First day of Malaysia's chicken export ban: Sellers in S'pore face higher costs, stopping operations, Latest Singapore News - The New Paper

First day of Malaysia's chicken export ban: Sellers in S'pore face higher costs, stopping operations

Chicken sellers in Singapore are facing higher costs from suppliers on the first day of Malaysia's ban on its chicken exports on Wednesday (June 1).

Some which are more dependent on Malaysian suppliers are ceasing operations for a month, although there were no long queues at markets visited by The Straits Times.

Chicken rice sellers said they are preparing to sell frozen chicken once their fresh chicken supplies are exhausted in a few days.

Mr Vincent Liow, owner of Ken & Vin Fresh Poultry at Ghim Moh Market, said his supplier had increased prices.

"The suppliers increased the price, and with the ban, they won't lower it... But as sellers, we also think it's too expensive (for the customers)," the 47-year-old stall owner said.

"For a chicken leg, last week my prices went up to $4, but I pushed it back down to $3.50 today, to make it cheaper for my customers. We don't want to increase the price so high, so we'll just profit less," said Mr Liow. Before the ban was announced more than a week ago, one chicken leg was selling for $2.50.

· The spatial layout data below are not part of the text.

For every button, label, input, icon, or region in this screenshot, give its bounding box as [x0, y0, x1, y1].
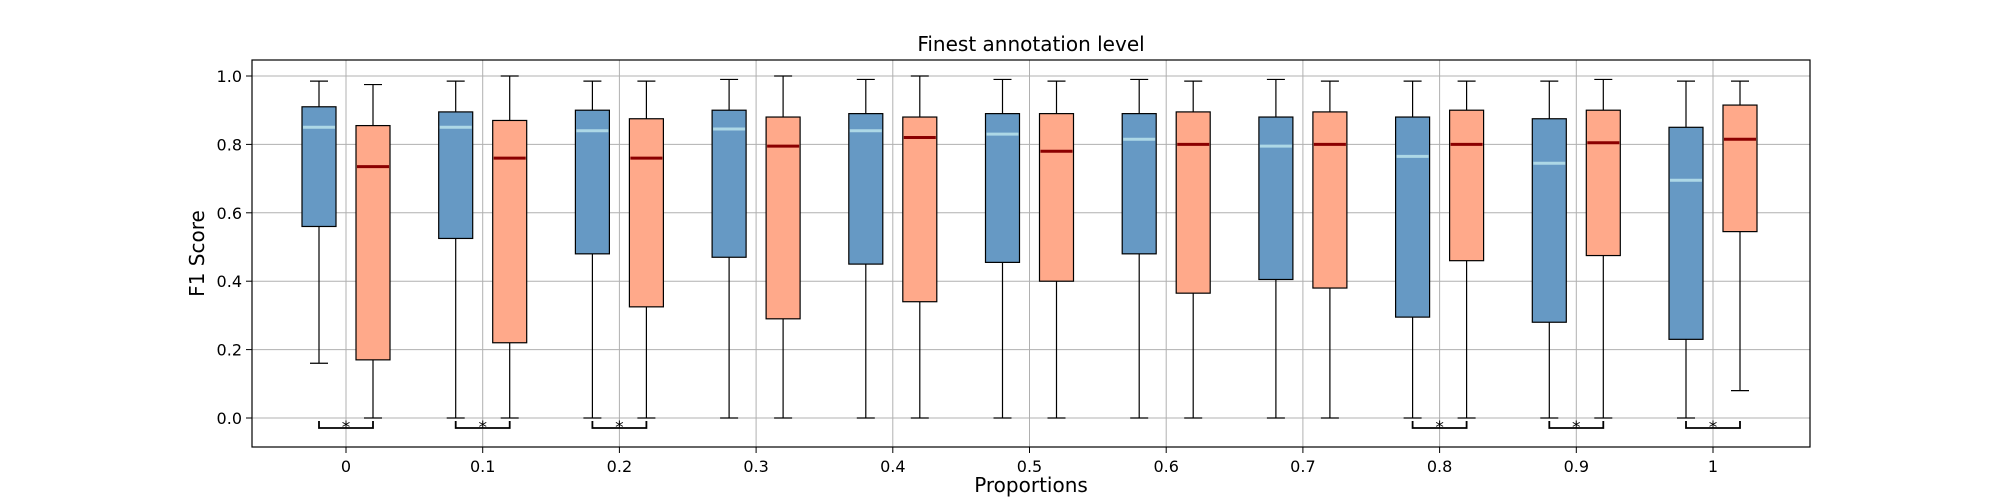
significance-marker: *: [1435, 418, 1444, 438]
bracket-line: [591, 421, 648, 429]
box-series: [301, 75, 1758, 419]
y-tick-label: 0.8: [217, 135, 242, 154]
significance-marker: *: [342, 418, 351, 438]
box-body: [628, 118, 665, 308]
box-group: [1585, 78, 1621, 419]
box-body: [1175, 111, 1211, 294]
y-axis-label: F1 Score: [185, 210, 209, 297]
box-group: [902, 75, 938, 419]
box-group: [1121, 78, 1157, 419]
box-group: [1175, 80, 1211, 419]
box-group: [628, 80, 665, 419]
box-body: [765, 116, 801, 320]
box-group: [355, 83, 391, 419]
box-group: [438, 80, 474, 419]
bracket-line: [318, 421, 374, 429]
x-tick-label: 0.4: [880, 457, 905, 476]
box-body: [574, 109, 611, 255]
box-body: [1038, 113, 1075, 282]
box-group: [711, 78, 747, 419]
box-group: [984, 78, 1021, 419]
significance-marker: *: [478, 418, 487, 438]
box-body: [492, 119, 528, 344]
x-axis-label: Proportions: [974, 473, 1088, 497]
box-body: [902, 116, 938, 303]
box-group: [1394, 80, 1431, 419]
x-tick-label: 0.5: [1017, 457, 1042, 476]
x-tick-label: 0.1: [470, 457, 495, 476]
significance-marker: *: [615, 418, 624, 438]
box-series-2: [355, 75, 1758, 419]
box-series-1: [301, 78, 1704, 419]
bracket-line: [454, 421, 511, 429]
box-group: [301, 80, 337, 364]
significance-bracket: *: [591, 418, 648, 438]
box-body: [1585, 109, 1621, 257]
box-group: [1722, 80, 1758, 392]
box-group: [1038, 80, 1075, 419]
box-body: [1531, 118, 1567, 323]
box-group: [1668, 80, 1704, 419]
x-tick-label: 0.3: [743, 457, 768, 476]
x-tick-label: 1: [1708, 457, 1718, 476]
box-group: [765, 75, 801, 419]
x-tick-label: 0.6: [1153, 457, 1178, 476]
box-group: [1448, 80, 1485, 419]
box-body: [1121, 113, 1157, 255]
x-tick-label: 0.2: [607, 457, 632, 476]
x-tick-label: 0.7: [1290, 457, 1315, 476]
grid-lines: [252, 60, 1810, 447]
y-tick-label: 0.4: [217, 272, 242, 291]
y-tick-label: 0.6: [217, 204, 242, 223]
significance-marker: *: [1572, 418, 1581, 438]
box-group: [1531, 80, 1567, 419]
significance-bracket: *: [318, 418, 374, 438]
box-group: [574, 80, 611, 419]
significance-bracket: *: [1548, 418, 1605, 438]
significance-bracket: *: [1685, 418, 1741, 438]
bracket-line: [1411, 421, 1468, 429]
box-group: [492, 75, 528, 419]
chart-title: Finest annotation level: [917, 32, 1144, 56]
box-body: [984, 113, 1021, 263]
y-tick-label: 0.0: [217, 409, 242, 428]
box-group: [1312, 80, 1348, 419]
box-body: [1258, 116, 1294, 281]
significance-bracket: *: [454, 418, 511, 438]
box-body: [1312, 111, 1348, 289]
plot-area-frame: [251, 59, 1811, 448]
x-tick-label: 0.8: [1427, 457, 1452, 476]
box-body: [438, 111, 474, 240]
box-body: [301, 106, 337, 228]
significance-marker: *: [1709, 418, 1718, 438]
box-body: [848, 113, 884, 265]
x-tick-label: 0: [341, 457, 351, 476]
box-body: [355, 124, 391, 361]
bracket-line: [1548, 421, 1605, 429]
bracket-line: [1685, 421, 1741, 429]
box-body: [1722, 104, 1758, 233]
x-axis-ticks: 0 0.1 0.2 0.3 0.4 0.5 0.6 0.7 0.8 0.9 1: [341, 447, 1718, 476]
significance-bracket: *: [1411, 418, 1468, 438]
box-group: [1258, 78, 1294, 419]
box-body: [711, 109, 747, 258]
box-body: [1668, 126, 1704, 340]
y-tick-label: 1.0: [217, 67, 242, 86]
y-axis-ticks: 0.0 0.2 0.4 0.6 0.8 1.0: [217, 67, 252, 428]
box-group: [848, 78, 884, 419]
box-body: [1448, 109, 1485, 262]
y-tick-label: 0.2: [217, 341, 242, 360]
significance-brackets: * * * * * *: [318, 418, 1741, 438]
box-body: [1394, 116, 1431, 318]
x-tick-label: 0.9: [1564, 457, 1589, 476]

Chicken importers had encouraged their clients to buy chicken parts instead of the whole bird. ST PHOTO: GAVIN FOO

Mr H.S. Chng, 58, who owns Ngoh Kia Seafood, said the fresh chicken stocks he has will last until at most tomorrow. "After that, if we cannot get stocks for fresh or even frozen chicken, we would have to stop selling."

This is the case for Mr Peter Toh, owner of Heng Huat Fresh Chicken at Ghim Moh Market. Wednesday would be the 52-year-old's last day before a break.

"My supplier told me no more chicken will come in. And since chicken is not coming in, there's no chicken to give me. I'll sell only fresh chicken, not frozen chicken," he said.

He added that there would likely be stock on Thursday from the chickens that were brought in before the ban, but is unsure of the stock situation, as many sellers would be trying to get their hands on the remaining stock.

Malaysia is facing a chicken shortage, with Prime Minister Ismail Sabri Yaakob announcing on May 23 that it will halt the export of up to 3.6 million chickens a month from June 1, until domestic prices and production stabilise.

Mr Jason Teo, 52, who runs chicken rice store 888 at Ghim Moh Food Centre, is one of the sellers who will be using frozen chicken in his chicken rice dishes.

"I called my supplier yesterday, and he told me that these two days there would still be fresh stock for me. But after that, we'll all have to use frozen chicken. I'll also have to try recipes," he said.

Despite the efforts of importers who had encouraged their clients to buy chicken parts instead of the whole bird, Mr Teo said it was difficult to adapt to this change.

"Even if I buy the chicken parts (instead of the whole bird), its very difficult to cook, as the timings for cooking would be all different. This is especially hard for roasted chicken," he said.

However, despite the export ban, poultry sellers like Mr Win Hong, who runs Winthrop Hong Group at Ghim Moh Market, said consumers should not worry. His shop sells mainly organic chicken.

"No problem, as there is still chicken in stock. The local companies were slaughtering many chickens last night, all around the clock, slaughtering the last batch… they are working for the people and thinking of the people… and us sellers are not trying to make big money, enough profit will do," he said.

He added: "I'll still have chicken coming in later. Customers don't need to panic that there's no chicken. I know a lot of locals will panic, but there's no need to. There's still a lot of chicken available."